Alistair needs his son, Luke, to drive him to Dover to dispose of his dead mother’s effects. Luke, a self-styled partier, has been recently released from a short but passionate affair with a narcissistic actress. Luke is desperately foundering and cannot break free of his obsession with Arianne, convinced she will realize her mistake and return to him. Caught in her spell, Luke's vulnerability is painful to observe; he remains oblivious to Arianne's manipulations, a shadow of the former bon vivant.

While Alistair stays overnight in Dover, Luke drives the car home, stopping along the way to give aid to a couple of refugees from Kosovo, Mila and Goran, who are being threatened by a protest mob. It is through these characters that Stevenson artfully skewers the pretensions of the middle class, the "egocentric complacency Western money can buy." Goran is grateful for Luke’s help but soon becomes frustrated by his chronic insensitivity to others.

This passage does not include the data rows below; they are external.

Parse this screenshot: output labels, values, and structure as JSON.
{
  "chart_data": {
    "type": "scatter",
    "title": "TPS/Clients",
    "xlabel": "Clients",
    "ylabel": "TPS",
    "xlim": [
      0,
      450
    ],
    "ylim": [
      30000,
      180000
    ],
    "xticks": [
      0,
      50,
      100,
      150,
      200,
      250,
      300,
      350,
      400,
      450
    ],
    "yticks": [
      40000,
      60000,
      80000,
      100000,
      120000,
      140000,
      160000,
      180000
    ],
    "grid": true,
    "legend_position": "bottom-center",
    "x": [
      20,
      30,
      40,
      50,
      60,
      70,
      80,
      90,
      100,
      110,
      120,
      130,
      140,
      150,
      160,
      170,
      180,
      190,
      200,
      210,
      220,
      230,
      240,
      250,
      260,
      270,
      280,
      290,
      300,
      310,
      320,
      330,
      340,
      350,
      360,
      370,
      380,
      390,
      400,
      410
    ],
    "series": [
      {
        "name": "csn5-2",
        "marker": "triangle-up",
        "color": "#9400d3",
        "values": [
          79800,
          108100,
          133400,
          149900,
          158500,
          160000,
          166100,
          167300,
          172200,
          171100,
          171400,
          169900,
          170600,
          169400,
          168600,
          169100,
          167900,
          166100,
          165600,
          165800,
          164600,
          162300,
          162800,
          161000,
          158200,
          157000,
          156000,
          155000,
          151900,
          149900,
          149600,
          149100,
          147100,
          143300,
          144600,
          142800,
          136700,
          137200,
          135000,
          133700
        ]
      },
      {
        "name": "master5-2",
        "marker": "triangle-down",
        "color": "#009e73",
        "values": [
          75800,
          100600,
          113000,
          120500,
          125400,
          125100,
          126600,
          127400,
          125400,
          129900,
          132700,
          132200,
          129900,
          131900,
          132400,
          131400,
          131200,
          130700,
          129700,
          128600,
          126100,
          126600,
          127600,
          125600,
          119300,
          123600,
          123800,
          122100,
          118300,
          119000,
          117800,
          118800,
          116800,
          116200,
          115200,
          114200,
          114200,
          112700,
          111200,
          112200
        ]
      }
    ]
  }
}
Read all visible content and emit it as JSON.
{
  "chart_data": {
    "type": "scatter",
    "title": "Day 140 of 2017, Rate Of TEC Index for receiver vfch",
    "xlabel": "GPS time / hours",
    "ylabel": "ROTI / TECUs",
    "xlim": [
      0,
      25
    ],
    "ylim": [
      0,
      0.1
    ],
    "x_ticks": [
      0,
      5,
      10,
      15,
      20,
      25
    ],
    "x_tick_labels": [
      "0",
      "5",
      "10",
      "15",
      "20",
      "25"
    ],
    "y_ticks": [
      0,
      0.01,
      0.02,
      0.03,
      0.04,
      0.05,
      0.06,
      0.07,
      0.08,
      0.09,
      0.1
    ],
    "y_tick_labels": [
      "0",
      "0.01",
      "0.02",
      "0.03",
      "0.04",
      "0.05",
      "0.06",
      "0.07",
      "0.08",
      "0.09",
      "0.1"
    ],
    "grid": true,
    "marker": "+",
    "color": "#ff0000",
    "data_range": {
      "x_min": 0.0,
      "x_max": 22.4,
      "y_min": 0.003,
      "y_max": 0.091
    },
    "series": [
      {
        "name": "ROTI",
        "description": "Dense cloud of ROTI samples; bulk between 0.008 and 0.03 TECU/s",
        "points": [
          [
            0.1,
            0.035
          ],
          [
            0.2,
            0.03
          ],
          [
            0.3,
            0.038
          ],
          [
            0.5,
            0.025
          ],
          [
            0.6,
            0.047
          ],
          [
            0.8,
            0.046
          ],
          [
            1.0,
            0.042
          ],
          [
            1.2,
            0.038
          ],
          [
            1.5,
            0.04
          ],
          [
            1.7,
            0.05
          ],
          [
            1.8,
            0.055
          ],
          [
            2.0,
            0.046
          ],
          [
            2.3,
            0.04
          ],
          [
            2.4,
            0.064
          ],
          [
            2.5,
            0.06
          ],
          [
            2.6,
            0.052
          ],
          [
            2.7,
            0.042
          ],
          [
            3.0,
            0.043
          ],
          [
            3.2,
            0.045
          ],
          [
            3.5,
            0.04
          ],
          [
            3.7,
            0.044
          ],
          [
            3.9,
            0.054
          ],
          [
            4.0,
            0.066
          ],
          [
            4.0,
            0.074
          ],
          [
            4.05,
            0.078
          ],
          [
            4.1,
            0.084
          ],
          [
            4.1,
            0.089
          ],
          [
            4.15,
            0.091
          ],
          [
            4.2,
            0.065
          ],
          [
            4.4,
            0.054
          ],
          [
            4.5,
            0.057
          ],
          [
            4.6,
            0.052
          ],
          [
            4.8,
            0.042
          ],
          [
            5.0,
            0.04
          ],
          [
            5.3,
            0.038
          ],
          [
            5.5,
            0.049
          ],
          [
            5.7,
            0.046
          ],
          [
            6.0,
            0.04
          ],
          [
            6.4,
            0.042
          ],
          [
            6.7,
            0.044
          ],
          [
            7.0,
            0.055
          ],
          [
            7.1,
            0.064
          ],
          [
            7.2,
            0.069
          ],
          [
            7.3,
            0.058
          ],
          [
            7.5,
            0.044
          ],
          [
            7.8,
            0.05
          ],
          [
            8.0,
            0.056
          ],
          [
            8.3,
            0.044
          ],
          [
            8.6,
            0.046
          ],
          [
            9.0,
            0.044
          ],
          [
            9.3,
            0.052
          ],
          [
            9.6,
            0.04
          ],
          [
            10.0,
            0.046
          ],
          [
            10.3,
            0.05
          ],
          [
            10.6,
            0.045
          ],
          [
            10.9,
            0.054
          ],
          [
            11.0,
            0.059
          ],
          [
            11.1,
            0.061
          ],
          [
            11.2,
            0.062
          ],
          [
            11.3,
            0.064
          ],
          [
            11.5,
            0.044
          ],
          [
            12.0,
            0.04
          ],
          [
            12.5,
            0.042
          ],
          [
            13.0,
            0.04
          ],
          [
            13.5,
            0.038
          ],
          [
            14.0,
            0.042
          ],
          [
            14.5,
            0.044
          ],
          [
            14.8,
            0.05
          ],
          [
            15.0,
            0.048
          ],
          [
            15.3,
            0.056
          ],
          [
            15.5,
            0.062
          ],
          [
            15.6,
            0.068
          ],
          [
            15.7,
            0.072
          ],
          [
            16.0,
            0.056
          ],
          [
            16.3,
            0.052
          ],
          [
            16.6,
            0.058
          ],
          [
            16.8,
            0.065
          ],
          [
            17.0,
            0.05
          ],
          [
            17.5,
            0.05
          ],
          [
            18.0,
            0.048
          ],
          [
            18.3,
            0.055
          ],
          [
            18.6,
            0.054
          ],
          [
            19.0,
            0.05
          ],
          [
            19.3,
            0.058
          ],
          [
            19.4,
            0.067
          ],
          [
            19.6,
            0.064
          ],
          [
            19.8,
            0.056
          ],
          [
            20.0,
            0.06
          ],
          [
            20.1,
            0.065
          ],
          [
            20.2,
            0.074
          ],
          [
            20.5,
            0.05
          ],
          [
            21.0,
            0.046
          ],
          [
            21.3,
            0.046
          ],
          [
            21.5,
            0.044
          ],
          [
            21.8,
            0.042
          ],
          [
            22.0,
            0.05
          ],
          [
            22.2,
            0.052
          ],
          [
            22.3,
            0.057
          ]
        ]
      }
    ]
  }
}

Goran eventually detests Luke's simplistic self-indulgence, "he hated Luke for his pointless angst, which was the agony of privileged people."

Alistair's existence is defined by lies, infidelity and denial, his family passively absorbing the price of their position, a profoundly casual acceptance of middle class values and aspirations, assuming they are superior, untouchable, until the collapse of their false security.

Stevenson has a firm grasp of her characters, their flaws and nameless fears. Peeling away the distractions that shield each character, the author exposes the minutiae that fill every waking moment of their lives. In the end, everyone is vulnerable to fate's intervention, distractions crumbling before fear and self-doubt, a class-conscious society unmasked. This author wields her scalpel ruthlessly, precisely incising English sensibilities.